Pemberantasan Korupsi di Indonesia Makin Terjepit
Pengadilan Negeri Jakarta Selatan (PN Jaksel) layak dinobatkan sebagai 'kuburan' bagi pemberantasan korupsi. Citra tersebut patut diberikan karena tiga terpidana dugaan korupsi KPK yang mengajukan praperadilan di PN Jaksel dikabulkan dengan menyalahi berbagai ketetapan Baik di dalam Kitab Undang-Undang Hukum Acara Pidana (KUHAP) dan UU No 30 Tahun 2002 tentang Komisi Pemberantasan Korupsi (KPK).
Anggota Divisi Hukum dan Monitoring Peradilan Indonesia Corruption Watch (ICW) Lalola Easter mengatakan ada tiga perkara korupsi yang ditangani KPK kandas di putusan praperadilan PN Jaksel yaitu permohonan praperadilan dengan tersangka Budi Gunawan (BG) dikabulkan oleh hakim Sarpin Rizaldi.
Permohonan praperadilan dengan tersangka Ilham Arief Sirajuddin dikabulkan oleh hakim Yuningtiyas Upik, dan ketiga permohonan praperadilan dengan tersangka Hadi Purnomo mantan Dirjen Pajak dimenangkan oleh Hakim Haswandi.
"Bisa Jadi PN Jaksel 'kuburan' buat KPK dan pemberantasan korupsi," kata lola bersama koalisi masyarakat sipil antikorupsi dalam konfrensi pers di Kantor ICW, Kalibata (27/5/2015).
Lola juga menambahkan, bahwa hakim Haswandi juga bersikap inkonsisten. Hal ini terlihat saat hakim Aswandi memutus kasus perkara Anas Urbaningrum dan Andi Mallaranggeng. Dalam putusan dan pertimbangan kasus Hadi Purnomo, hakim menyatakan bahwa penyidik dan penyelidik KPK dianggap tidak berwenang atas proses hukum.
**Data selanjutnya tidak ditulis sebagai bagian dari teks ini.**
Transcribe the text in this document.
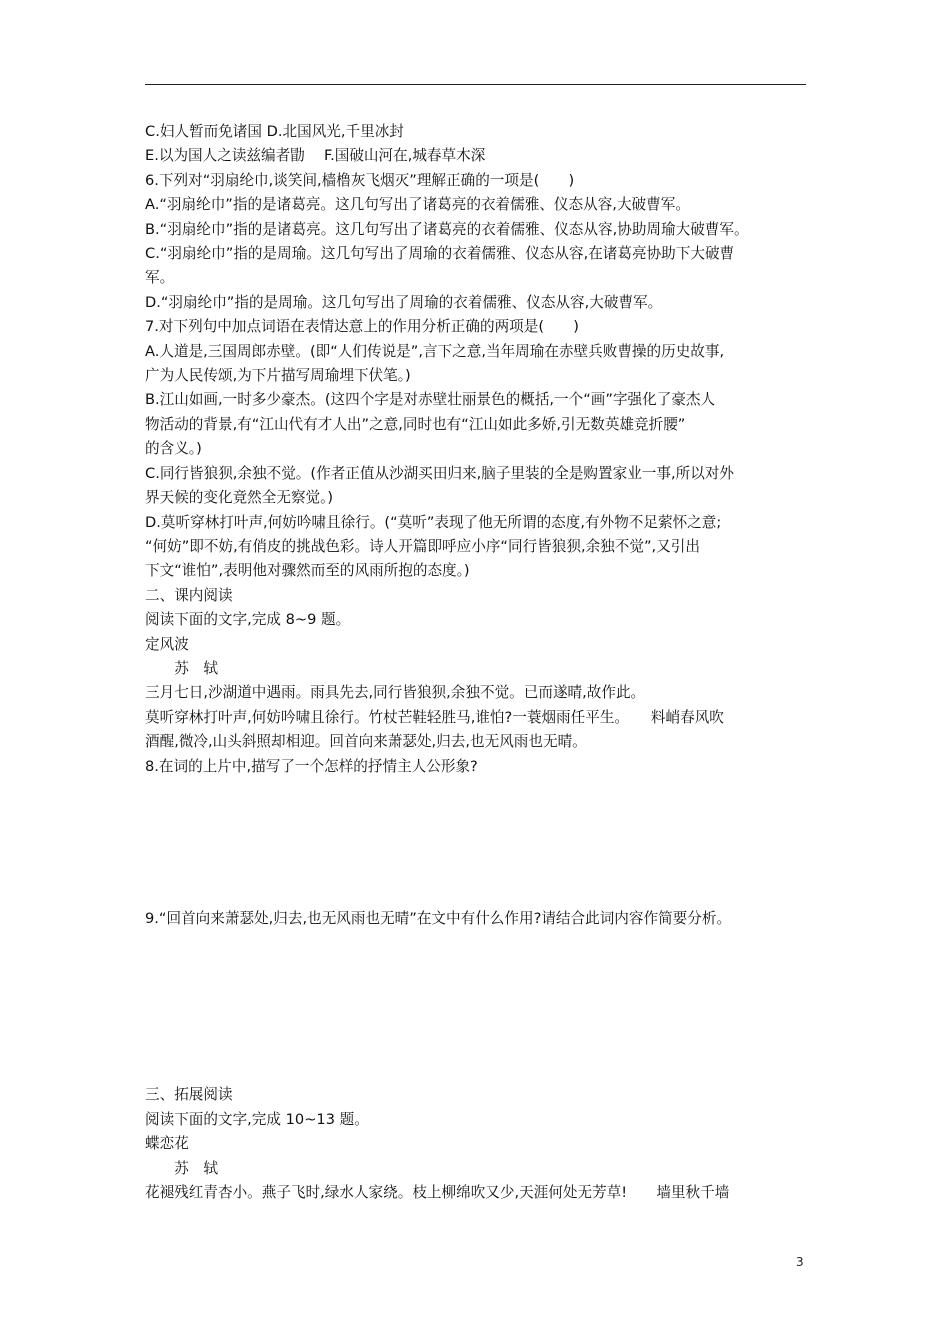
C.妇人暂而免诸国 D.北国风光,千里冰封
E.以为国人之读兹编者勖　 F.国破山河在,城春草木深
6.下列对“羽扇纶巾,谈笑间,樯橹灰飞烟灭”理解正确的一项是(　　)
A.“羽扇纶巾”指的是诸葛亮。这几句写出了诸葛亮的衣着儒雅、仪态从容,大破曹军。
B.“羽扇纶巾”指的是诸葛亮。这几句写出了诸葛亮的衣着儒雅、仪态从容,协助周瑜大破曹军。
C.“羽扇纶巾”指的是周瑜。这几句写出了周瑜的衣着儒雅、仪态从容,在诸葛亮协助下大破曹
军。
D.“羽扇纶巾”指的是周瑜。这几句写出了周瑜的衣着儒雅、仪态从容,大破曹军。
7.对下列句中加点词语在表情达意上的作用分析正确的两项是(　　)
A.人道是,三国周郎赤壁。(即“人们传说是”,言下之意,当年周瑜在赤壁兵败曹操的历史故事,
广为人民传颂,为下片描写周瑜埋下伏笔。)
B.江山如画,一时多少豪杰。(这四个字是对赤壁壮丽景色的概括,一个“画”字强化了豪杰人
物活动的背景,有“江山代有才人出”之意,同时也有“江山如此多娇,引无数英雄竞折腰”
的含义。)
C.同行皆狼狈,余独不觉。(作者正值从沙湖买田归来,脑子里装的全是购置家业一事,所以对外
界天候的变化竟然全无察觉。)
D.莫听穿林打叶声,何妨吟啸且徐行。(“莫听”表现了他无所谓的态度,有外物不足萦怀之意;
“何妨”即不妨,有俏皮的挑战色彩。诗人开篇即呼应小序“同行皆狼狈,余独不觉”,又引出
下文“谁怕”,表明他对骤然而至的风雨所抱的态度。)
二、课内阅读
阅读下面的文字,完成 8~9 题。
定风波
　　苏　轼
三月七日,沙湖道中遇雨。雨具先去,同行皆狼狈,余独不觉。已而遂晴,故作此。
莫听穿林打叶声,何妨吟啸且徐行。竹杖芒鞋轻胜马,谁怕?一蓑烟雨任平生。　　料峭春风吹
酒醒,微冷,山头斜照却相迎。回首向来萧瑟处,归去,也无风雨也无晴。
8.在词的上片中,描写了一个怎样的抒情主人公形象?
9.“回首向来萧瑟处,归去,也无风雨也无晴”在文中有什么作用?请结合此词内容作简要分析。
三、拓展阅读
阅读下面的文字,完成 10~13 题。
蝶恋花
　　苏　轼
花褪残红青杏小。燕子飞时,绿水人家绕。枝上柳绵吹又少,天涯何处无芳草!　　墙里秋千墙
3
Hal ini menjadi kontra ketika hakim Aswandi tidak mempermasalahkan pokok perkara sidang Anas Urbaningrum dan Andi Mallaranggeng.
Terkait kekalahan KPK dalam beberapa kali praperadilan di PN Jaksel, dia menegaskan, bahwa KPK harus mengajukan PK terhadap para tersangka yang telah dikabulkan dalam sidang praperadilan, terlebih dalam kasus Hadi Purnomo.
"Ini akan jadi 'tsunami’ besar bagi KPK terutama kerja KPK," keluhnya.
Dilain pihak, Peneliti Pusat Studi Hukum dan Kebijakan (PSHK) Miko Ginting mengatakan, hakim Aswandi telah mengambil keputusan yang berlebihan dan di luar UU. Jelas disebutkan di dalam UU KPK Pasal Pasal 43, Pasal 45, menyebutkan KPK memiliki kewenangan mengangkat dan mengentikan penyidik dan penyelidik sendiri dan Pasal 39 membenarkan bahwa penyidik KPK diangkat dari kepolisian dan kejaksaan.
"KPK sesungguhnya memiliki kewenangan mengangkat penyidik, penyelelidik dan penuntut dari kepolisian dan kejaksaan serta dari jalur independen," jelas Miko.
Dia menegaskan, mengajukan upaya hukum patut dilakukan meskipun ada kecendrungan akan ditolak. Dalam surat surat Mahkamah Agung (MA) 2014 disebutkan bahwa ketua PN berwenang mengeluarkan penetapan penolakan atas kiriman berkas upaya hukum atas praperadilan.
"MA harus segera merespon putusan PN Jaksel, sekalipun PN Jakselnya sendiri adalah hakim Aswandi. MA harus menerbitkan hukum acara praperadilan," tegasnya.